Kanker payudara adalah tumor ganas yang terbentuk dari sel-sel payudara yang tumbuh dan berkembang tanpa terkendali sehingga dapat menyebar di antara jaringan atau organ di dekat payudara atau ke bagian tubuh lainnya.

Pemeriksaan payudara sendiri (SADARI) merupakan upaya untuk mendeteksi dini kanker payudara yang sering dianjurkan untuk setiap wanita. Tindakan ini sangat penting karena hampir 85% benjolan di payudara ditemukan oleh penderita sendiri.

SADARI mudah dilakukan, tidak menimbulkan rasa sakit, tidak menimbulkan kerusakan jaringan dan dapat mendeteksi tumor sekecil apapun.
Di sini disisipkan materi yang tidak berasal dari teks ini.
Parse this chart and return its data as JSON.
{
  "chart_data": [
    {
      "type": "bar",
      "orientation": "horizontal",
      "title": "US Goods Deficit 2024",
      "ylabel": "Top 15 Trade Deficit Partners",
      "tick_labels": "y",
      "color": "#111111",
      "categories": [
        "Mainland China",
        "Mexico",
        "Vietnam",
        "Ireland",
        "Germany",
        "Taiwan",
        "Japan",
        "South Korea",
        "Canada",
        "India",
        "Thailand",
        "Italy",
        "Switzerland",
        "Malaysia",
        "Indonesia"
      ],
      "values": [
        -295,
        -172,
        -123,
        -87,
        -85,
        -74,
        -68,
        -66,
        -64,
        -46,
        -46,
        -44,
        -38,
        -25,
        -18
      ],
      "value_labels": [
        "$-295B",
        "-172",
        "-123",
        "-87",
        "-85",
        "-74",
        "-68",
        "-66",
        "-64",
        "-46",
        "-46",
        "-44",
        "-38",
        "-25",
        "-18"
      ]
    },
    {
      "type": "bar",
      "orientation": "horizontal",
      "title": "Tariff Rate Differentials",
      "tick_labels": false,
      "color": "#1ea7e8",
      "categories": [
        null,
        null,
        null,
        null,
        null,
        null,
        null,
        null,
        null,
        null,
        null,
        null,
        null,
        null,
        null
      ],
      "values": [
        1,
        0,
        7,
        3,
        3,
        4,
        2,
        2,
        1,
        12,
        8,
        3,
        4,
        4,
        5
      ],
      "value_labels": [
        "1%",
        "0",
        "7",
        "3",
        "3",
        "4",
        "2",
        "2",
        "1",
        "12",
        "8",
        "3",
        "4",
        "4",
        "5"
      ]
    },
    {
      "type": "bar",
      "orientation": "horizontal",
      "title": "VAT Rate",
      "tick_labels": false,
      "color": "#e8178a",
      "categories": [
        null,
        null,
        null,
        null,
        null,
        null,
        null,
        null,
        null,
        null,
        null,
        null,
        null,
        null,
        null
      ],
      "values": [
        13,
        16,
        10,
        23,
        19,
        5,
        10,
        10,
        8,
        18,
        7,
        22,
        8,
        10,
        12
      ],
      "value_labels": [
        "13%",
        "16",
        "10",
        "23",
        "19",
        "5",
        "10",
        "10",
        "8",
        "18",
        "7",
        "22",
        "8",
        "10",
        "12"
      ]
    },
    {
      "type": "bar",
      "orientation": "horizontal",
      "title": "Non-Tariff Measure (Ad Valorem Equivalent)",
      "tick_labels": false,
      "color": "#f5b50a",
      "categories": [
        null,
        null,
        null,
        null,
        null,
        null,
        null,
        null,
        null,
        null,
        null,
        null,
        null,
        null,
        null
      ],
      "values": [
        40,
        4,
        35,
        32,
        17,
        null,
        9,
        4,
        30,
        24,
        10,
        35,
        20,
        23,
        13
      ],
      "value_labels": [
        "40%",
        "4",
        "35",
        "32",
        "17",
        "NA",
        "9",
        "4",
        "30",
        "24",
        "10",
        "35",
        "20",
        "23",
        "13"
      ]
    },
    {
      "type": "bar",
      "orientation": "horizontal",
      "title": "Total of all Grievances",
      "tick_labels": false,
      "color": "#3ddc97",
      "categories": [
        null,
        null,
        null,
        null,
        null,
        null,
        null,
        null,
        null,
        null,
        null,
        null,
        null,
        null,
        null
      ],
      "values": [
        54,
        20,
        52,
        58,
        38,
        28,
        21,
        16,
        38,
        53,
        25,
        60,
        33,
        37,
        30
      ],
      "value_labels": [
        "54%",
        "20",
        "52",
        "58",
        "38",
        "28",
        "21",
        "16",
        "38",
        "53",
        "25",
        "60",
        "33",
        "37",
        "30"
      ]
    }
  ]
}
Permasalahan yang ada ialah masih kurangnya kesadaran wanita khususnya ibu-ibu rumah tangga berusia produktif untuk melakukan SADARI. Hal ini disebabkan karena minimnya pengetahuan mengenai pencegahan tersebut.

Dalam rangka peningkatan pengetahuan dan sikap wanita terutama kelompok ibu-ibu rumah tangga usia produktif untuk melakukan SADARI, maka tim PKM melakukan penyuluhan kesehatan tentang kanker payudara dan langkah-langkah pencegahan termasuk SADARI di kelurahan Singkil Dua Kota Manado.

Adapun langkah-langkah SADARI yaitu berdiri tegak di depan cermin mengangkat kedua tangan dan perhatikan apakah ada kemerahan atau bengkak di payudara, kemudian letakkan kedua tangan di pinggang dan perhatikan kembali payudara apabila ada yang tidak normal.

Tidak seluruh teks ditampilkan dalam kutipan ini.